Lorsqu'on lui a appris que son nom se retrouvait sur la liste du Défi Est-Ouest en mai prochain, le principal intéressé a avoué être surpris. Il croyait que sa blessure avait nui à ses chances.

«Ils ont peut-être été impressionnés par mes habiletés. Je cours assez vite et faire des plaqués à un bras, ce n'est pas facile. Surtout que je n'avais qu'une main pour pouvoir tasser les joueurs et me faire un chemin», a affirmé Chénier-Dionne, qui a du moins réussi une quinzaine de plaqués en 2016.

Le produit des Phénix de Nicolas-Gatineau a hâte de s'attaquer aux tests physiques du Défi, qui se tiendra à l'Université Laval. Rétabli à la main, il entend bien faire écarter bien des yeux à la course de 40 verges, au développé-couché de 225 lbs ainsi qu'au saut en hauteur, a-t-il mentionné.

Surtout que Chénier-Dionne sait à quoi s'attendre. Isaac Lauzon et Omar Touré, deux de ses bons coéquipiers chez les Griffons et du Vert et Or pourront le guider pendant les prochaines semaines.

«Ils sont comme des mentors pour moi. Oumar a fait le Défi et les deux seront aux combines de la LCF. C'est aussi l'une des raisons pour lesquelles j'ai choisie d'aller à Sherbrooke. C'était pour jouer avec eux», a déclaré celui qui avait reçu des offres de Laval, Carleton et Ottawa pour poursuivre son stage de football.

Capitaine à trois reprises avec le Cégep de l'Outaouais, l'étudiant au baccalauréat en management cogne aux portes du circuit Orridge, se rapprochant de son rêve.
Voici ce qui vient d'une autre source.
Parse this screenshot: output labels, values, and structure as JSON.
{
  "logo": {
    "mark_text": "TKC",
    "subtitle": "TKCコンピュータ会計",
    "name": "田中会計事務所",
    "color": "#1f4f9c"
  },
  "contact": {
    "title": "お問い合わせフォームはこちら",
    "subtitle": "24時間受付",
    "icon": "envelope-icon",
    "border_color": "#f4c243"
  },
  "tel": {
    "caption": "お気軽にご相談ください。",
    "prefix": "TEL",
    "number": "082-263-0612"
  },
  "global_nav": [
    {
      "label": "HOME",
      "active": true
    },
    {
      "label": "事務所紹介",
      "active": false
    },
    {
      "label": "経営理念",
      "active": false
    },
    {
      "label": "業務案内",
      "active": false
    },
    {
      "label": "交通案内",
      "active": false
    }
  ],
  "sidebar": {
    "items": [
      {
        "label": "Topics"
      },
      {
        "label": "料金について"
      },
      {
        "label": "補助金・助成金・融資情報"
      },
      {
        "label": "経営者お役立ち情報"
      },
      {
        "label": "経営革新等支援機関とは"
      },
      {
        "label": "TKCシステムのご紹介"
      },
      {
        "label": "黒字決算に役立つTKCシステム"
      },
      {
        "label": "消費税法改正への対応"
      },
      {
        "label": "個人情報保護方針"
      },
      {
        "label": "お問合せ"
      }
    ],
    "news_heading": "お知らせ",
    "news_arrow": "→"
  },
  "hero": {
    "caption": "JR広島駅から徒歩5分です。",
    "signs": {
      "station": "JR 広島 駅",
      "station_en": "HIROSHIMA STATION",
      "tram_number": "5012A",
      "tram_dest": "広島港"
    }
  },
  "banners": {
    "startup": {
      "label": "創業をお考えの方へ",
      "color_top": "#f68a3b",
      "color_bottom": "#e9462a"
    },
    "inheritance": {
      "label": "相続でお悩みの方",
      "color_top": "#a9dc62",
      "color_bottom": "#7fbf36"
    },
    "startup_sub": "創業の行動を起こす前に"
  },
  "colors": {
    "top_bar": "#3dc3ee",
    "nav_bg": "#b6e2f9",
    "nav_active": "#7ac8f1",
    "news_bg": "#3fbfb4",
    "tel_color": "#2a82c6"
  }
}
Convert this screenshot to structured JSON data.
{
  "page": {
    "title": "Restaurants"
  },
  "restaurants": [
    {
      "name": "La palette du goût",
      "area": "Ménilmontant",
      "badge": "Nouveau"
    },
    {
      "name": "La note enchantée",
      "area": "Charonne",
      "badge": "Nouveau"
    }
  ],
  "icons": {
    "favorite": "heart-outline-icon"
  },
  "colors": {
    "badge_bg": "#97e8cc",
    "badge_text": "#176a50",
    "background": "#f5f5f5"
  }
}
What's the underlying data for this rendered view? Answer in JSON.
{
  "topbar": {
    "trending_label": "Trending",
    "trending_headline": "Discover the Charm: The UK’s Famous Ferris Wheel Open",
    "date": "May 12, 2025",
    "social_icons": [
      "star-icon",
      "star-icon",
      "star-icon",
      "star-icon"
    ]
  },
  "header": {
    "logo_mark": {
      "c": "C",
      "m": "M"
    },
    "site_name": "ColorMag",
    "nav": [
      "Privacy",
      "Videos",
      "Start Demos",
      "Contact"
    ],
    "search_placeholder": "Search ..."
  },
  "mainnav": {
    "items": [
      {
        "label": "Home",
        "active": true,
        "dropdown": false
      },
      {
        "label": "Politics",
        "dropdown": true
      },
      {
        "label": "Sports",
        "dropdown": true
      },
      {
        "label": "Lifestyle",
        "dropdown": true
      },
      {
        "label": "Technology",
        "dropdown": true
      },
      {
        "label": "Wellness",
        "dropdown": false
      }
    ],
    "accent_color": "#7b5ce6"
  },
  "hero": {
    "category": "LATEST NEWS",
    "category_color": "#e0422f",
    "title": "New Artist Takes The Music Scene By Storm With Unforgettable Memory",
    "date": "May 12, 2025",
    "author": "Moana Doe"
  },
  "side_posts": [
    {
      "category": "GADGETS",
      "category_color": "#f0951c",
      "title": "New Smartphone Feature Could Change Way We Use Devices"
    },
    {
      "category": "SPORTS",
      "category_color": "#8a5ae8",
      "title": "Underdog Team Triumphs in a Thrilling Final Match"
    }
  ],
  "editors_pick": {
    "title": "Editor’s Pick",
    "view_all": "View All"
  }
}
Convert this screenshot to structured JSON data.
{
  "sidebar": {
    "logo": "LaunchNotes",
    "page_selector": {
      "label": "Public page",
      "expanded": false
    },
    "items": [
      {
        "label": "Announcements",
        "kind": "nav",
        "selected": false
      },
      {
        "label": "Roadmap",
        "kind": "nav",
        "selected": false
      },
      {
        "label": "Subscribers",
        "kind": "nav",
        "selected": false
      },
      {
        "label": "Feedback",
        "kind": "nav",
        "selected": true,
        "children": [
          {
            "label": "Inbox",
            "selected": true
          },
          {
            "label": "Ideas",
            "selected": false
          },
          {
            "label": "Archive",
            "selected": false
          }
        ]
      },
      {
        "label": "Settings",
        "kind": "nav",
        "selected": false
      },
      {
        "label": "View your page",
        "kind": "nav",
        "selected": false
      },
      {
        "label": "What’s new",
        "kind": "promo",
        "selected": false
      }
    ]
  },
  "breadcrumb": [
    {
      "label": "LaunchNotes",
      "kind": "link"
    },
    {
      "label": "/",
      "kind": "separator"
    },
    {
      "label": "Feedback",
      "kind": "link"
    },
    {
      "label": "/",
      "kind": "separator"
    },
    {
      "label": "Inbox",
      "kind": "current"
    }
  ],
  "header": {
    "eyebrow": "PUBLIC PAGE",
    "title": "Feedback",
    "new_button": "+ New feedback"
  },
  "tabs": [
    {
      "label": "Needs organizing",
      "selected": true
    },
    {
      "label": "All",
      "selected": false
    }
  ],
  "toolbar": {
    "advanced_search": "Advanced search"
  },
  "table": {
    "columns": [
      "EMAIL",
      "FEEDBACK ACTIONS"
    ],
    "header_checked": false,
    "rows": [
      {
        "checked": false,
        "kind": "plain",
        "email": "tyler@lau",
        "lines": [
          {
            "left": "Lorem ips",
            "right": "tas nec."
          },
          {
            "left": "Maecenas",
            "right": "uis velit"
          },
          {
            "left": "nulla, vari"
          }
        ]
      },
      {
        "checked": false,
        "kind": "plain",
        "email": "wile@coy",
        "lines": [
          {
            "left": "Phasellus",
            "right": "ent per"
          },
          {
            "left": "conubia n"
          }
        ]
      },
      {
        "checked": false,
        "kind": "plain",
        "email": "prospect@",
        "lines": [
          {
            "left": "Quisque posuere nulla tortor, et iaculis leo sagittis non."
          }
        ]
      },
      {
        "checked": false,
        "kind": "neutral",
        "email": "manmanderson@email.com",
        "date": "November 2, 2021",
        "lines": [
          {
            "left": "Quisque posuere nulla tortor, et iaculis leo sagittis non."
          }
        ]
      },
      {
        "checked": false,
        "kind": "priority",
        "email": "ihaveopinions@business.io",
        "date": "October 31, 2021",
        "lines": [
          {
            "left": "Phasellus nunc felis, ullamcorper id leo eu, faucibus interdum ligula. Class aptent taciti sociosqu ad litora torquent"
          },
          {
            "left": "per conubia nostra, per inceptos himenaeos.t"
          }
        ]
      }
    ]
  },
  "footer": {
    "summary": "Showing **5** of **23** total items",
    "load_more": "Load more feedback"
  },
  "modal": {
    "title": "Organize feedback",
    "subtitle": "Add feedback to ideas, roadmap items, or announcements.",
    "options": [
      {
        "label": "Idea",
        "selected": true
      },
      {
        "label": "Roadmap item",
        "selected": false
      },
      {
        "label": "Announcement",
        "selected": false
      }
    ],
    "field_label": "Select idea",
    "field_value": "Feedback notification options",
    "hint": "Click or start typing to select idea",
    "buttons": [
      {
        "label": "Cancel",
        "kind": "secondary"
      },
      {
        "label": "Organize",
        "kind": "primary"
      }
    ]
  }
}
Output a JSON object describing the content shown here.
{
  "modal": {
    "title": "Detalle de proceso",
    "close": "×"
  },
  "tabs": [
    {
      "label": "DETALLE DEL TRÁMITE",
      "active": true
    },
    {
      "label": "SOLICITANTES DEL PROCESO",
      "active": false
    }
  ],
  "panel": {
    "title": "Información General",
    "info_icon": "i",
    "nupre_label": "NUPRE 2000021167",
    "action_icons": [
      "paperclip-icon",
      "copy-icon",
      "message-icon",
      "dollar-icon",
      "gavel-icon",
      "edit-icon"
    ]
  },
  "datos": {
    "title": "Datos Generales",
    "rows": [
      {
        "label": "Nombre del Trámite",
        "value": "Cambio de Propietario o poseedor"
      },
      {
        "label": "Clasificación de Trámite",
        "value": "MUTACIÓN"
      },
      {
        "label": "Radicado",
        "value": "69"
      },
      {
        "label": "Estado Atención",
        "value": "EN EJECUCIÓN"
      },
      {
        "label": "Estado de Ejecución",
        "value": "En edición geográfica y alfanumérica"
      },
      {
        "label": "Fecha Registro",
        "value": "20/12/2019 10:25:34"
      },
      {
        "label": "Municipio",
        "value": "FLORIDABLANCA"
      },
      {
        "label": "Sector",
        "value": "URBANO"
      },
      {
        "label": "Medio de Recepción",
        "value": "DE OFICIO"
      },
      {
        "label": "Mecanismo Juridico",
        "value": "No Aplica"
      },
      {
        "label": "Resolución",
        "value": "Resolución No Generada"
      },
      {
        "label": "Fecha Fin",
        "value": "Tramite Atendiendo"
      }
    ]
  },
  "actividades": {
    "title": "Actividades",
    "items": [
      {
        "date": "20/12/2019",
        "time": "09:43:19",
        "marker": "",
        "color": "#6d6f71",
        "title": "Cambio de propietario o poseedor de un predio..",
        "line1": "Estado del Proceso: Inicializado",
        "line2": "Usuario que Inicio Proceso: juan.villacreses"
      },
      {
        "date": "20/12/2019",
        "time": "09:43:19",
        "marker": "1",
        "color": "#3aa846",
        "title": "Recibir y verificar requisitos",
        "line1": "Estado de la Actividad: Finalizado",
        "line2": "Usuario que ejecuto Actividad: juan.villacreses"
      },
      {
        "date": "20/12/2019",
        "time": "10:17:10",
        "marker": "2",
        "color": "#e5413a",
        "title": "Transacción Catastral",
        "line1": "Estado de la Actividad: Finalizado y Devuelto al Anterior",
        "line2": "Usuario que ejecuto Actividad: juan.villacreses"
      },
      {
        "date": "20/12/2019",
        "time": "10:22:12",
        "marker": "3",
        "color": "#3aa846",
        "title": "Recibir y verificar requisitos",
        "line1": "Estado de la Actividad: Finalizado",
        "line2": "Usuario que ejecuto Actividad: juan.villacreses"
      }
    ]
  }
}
Plus jeune, jamais il n'aurait pensé s'y rendre. Approché par Éric Fortier lorsqu'il était en secondaire 2, Chénier-Dionne n'imaginait pas qu'un jour son quotidien tournerait sur le football.

À force de recevoir des honneurs individuels tels qu'être nommé sur l'équipe d'étoiles au niveau collégial (2012, 2013), des cloches ont commencé à lui sonner.

«Je ne pensais même pas aller au cégep. Je me dirigeais plus à aller apprendre un métier. Quand j'ai reçu l'offre des Griffons, ç'a changé mes plans. J'ai fait une technique en administration et j'ai continué à l'université, tout en faisant des stages au gouvernement.»

«Ce n'est pas une option que j'imaginais il y a quelques années», a-t-il lancé en se remémorant.

Autre Griffon au Défi

Sébastien Chénier-Dionne ne sera pas le seul produit local à tenter d'impressionner les dirigeants de la LCF.

Son coéquipier chez les Griffons, Jérémy Rioux, sera aussi du rendez-vous printanier. Joueur de ligne défensive par excellence à sa dernière année collégiale, le colosse de 6'2 des Ravens de Carleton avait brillé à ses débuts universitaires, étant nommé sur l'équipe d'étoiles des recrues.